NB - This post modified from a series of posts I made to Mastodon three weeks ago…

So the article is here.

The full research, by data scientist Nick Berry1, is here.

Berry claims to have a large dataset showing how commonly each four digit PIN is used. Sensibly, he is very clear that he will not release this data:

… do not email me asking for the database I used; if you do, you will be wasting your time as I’m not going to respond. I’m not going to sell, donate or release the source data

Also Berry:

I love pretty ways to graphically vizualize data. Pictures really do paint thousands of words.

He continues:

Another interesting way to visualize the PIN data is in this grid plot of the distribution. In this heatmap, the x-axis depicts the left two digits from [00] to [99] and the y-axis depicts the right two digits from [00] to [99]. The bottom left is 0000 and the top right is 9999.

Nick Berry's PIN heatmap


To explain if not already clear: Berry has emphasised that he has no intention of releasing his PIN usage data, but by providing a heatmap based on it, he effectively has, at least for the part I am interested in. All that is required is to decode the heatmap. The whole dataset is still out of reach, but the full league table of PIN numbers is entirely encoded in the heatmap.

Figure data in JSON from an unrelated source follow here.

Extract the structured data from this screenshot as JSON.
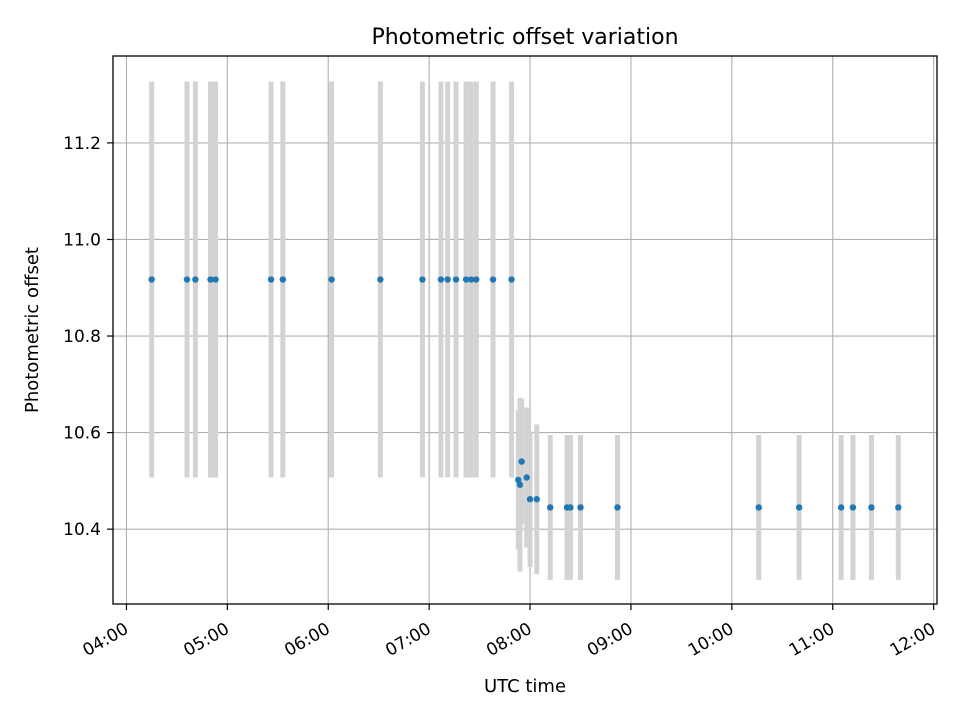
{
  "chart_data": {
    "type": "scatter",
    "title": "Photometric offset variation",
    "xlabel": "UTC time",
    "ylabel": "Photometric offset",
    "x_unit": "UTC time",
    "xlim": [
      "03:52",
      "12:02"
    ],
    "ylim": [
      10.245,
      11.38
    ],
    "x_ticks": [
      "04:00",
      "05:00",
      "06:00",
      "07:00",
      "08:00",
      "09:00",
      "10:00",
      "11:00",
      "12:00"
    ],
    "y_ticks": [
      10.4,
      10.6,
      10.8,
      11.0,
      11.2
    ],
    "y_tick_labels": [
      "10.4",
      "10.6",
      "10.8",
      "11.0",
      "11.2"
    ],
    "grid": true,
    "legend": "none",
    "marker_color": "#1f77b4",
    "errorbar_color": "#d3d3d3",
    "points": [
      {
        "x": "04:15",
        "y": 10.917,
        "yerr": 0.41
      },
      {
        "x": "04:36",
        "y": 10.917,
        "yerr": 0.41
      },
      {
        "x": "04:41",
        "y": 10.917,
        "yerr": 0.41
      },
      {
        "x": "04:50",
        "y": 10.917,
        "yerr": 0.41
      },
      {
        "x": "04:53",
        "y": 10.917,
        "yerr": 0.41
      },
      {
        "x": "05:26",
        "y": 10.917,
        "yerr": 0.41
      },
      {
        "x": "05:33",
        "y": 10.917,
        "yerr": 0.41
      },
      {
        "x": "06:02",
        "y": 10.917,
        "yerr": 0.41
      },
      {
        "x": "06:31",
        "y": 10.917,
        "yerr": 0.41
      },
      {
        "x": "06:56",
        "y": 10.917,
        "yerr": 0.41
      },
      {
        "x": "07:07",
        "y": 10.917,
        "yerr": 0.41
      },
      {
        "x": "07:11",
        "y": 10.917,
        "yerr": 0.41
      },
      {
        "x": "07:16",
        "y": 10.917,
        "yerr": 0.41
      },
      {
        "x": "07:22",
        "y": 10.917,
        "yerr": 0.41
      },
      {
        "x": "07:25",
        "y": 10.917,
        "yerr": 0.41
      },
      {
        "x": "07:28",
        "y": 10.917,
        "yerr": 0.41
      },
      {
        "x": "07:38",
        "y": 10.917,
        "yerr": 0.41
      },
      {
        "x": "07:49",
        "y": 10.917,
        "yerr": 0.41
      },
      {
        "x": "07:53",
        "y": 10.502,
        "yerr": 0.145
      },
      {
        "x": "07:54",
        "y": 10.492,
        "yerr": 0.18
      },
      {
        "x": "07:55",
        "y": 10.54,
        "yerr": 0.13
      },
      {
        "x": "07:58",
        "y": 10.507,
        "yerr": 0.145
      },
      {
        "x": "08:00",
        "y": 10.462,
        "yerr": 0.14
      },
      {
        "x": "08:04",
        "y": 10.462,
        "yerr": 0.155
      },
      {
        "x": "08:12",
        "y": 10.445,
        "yerr": 0.15
      },
      {
        "x": "08:22",
        "y": 10.445,
        "yerr": 0.15
      },
      {
        "x": "08:24",
        "y": 10.445,
        "yerr": 0.15
      },
      {
        "x": "08:30",
        "y": 10.445,
        "yerr": 0.15
      },
      {
        "x": "08:52",
        "y": 10.445,
        "yerr": 0.15
      },
      {
        "x": "10:16",
        "y": 10.445,
        "yerr": 0.15
      },
      {
        "x": "10:40",
        "y": 10.445,
        "yerr": 0.15
      },
      {
        "x": "11:05",
        "y": 10.445,
        "yerr": 0.15
      },
      {
        "x": "11:12",
        "y": 10.445,
        "yerr": 0.15
      },
      {
        "x": "11:23",
        "y": 10.445,
        "yerr": 0.15
      },
      {
        "x": "11:39",
        "y": 10.445,
        "yerr": 0.15
      }
    ]
  }
}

Long story short, I spent a happy evening writing this Ruby code.

It takes the provided heatmap image of the entire four digit PIN space (broadly speaking brighter is more widely used, darker less) and - very clunkily and slowly - this is not My Best Code - extracts the hex colour value, using the ImageMagick library, pixel by pixel, and matches it to the corresponding PIN.

Simply sorting the resulting output by raw hex value absolutely should not work. With a sensibly generated heatmap, why would it? There ought to be more steps to my solution than this. However, as it happens in this case, I think it basically does. Our top 20 and bottom 20 PINs are the pretty much the same as those listed in the article, except for a few that swap position due to loss of precision.

Is it possible that a heatmap decoded and sorted this way could preserve the top and bottom 20 elements of the list while effectivly yielding garbage in the rest of it? Perhaps it is? But if the colour values for the heatmap were chosen so as to obscure their exact origin, why preserve the forty most important items in the list? Even if accuracy gradually degrades with proximity to the middle of the list (that would seem fair) it seems like this data extract is still enough to get a vague idea of where in the overall table of PIN popularity a given PIN might sit. After all, I don’t need 100% accuracy. I just want to know if the PIN I have chosen is Demonstrably Stupid or not.

So. While I have not reconstructed the exact ordering of the 10000 possible 4-digit PINs in terms of popularity, it looks like I have managed to create a list that is close enough to the original to be of some use - this is to say: the ranking of the PIN in the output is likely to be fairly close to the ranking in the original data.

If you grab the image above and run my code against it, you can verify this for yourself.

My original Mastodon thread asked Should I go ahead and register / build which was a whimsical but admittedly massively dumb idea. I will be doing nothing of the sort.

1 - Sadly Nick Berry passed away last year. RIP, Nick. I would have loved to have discussed this with you.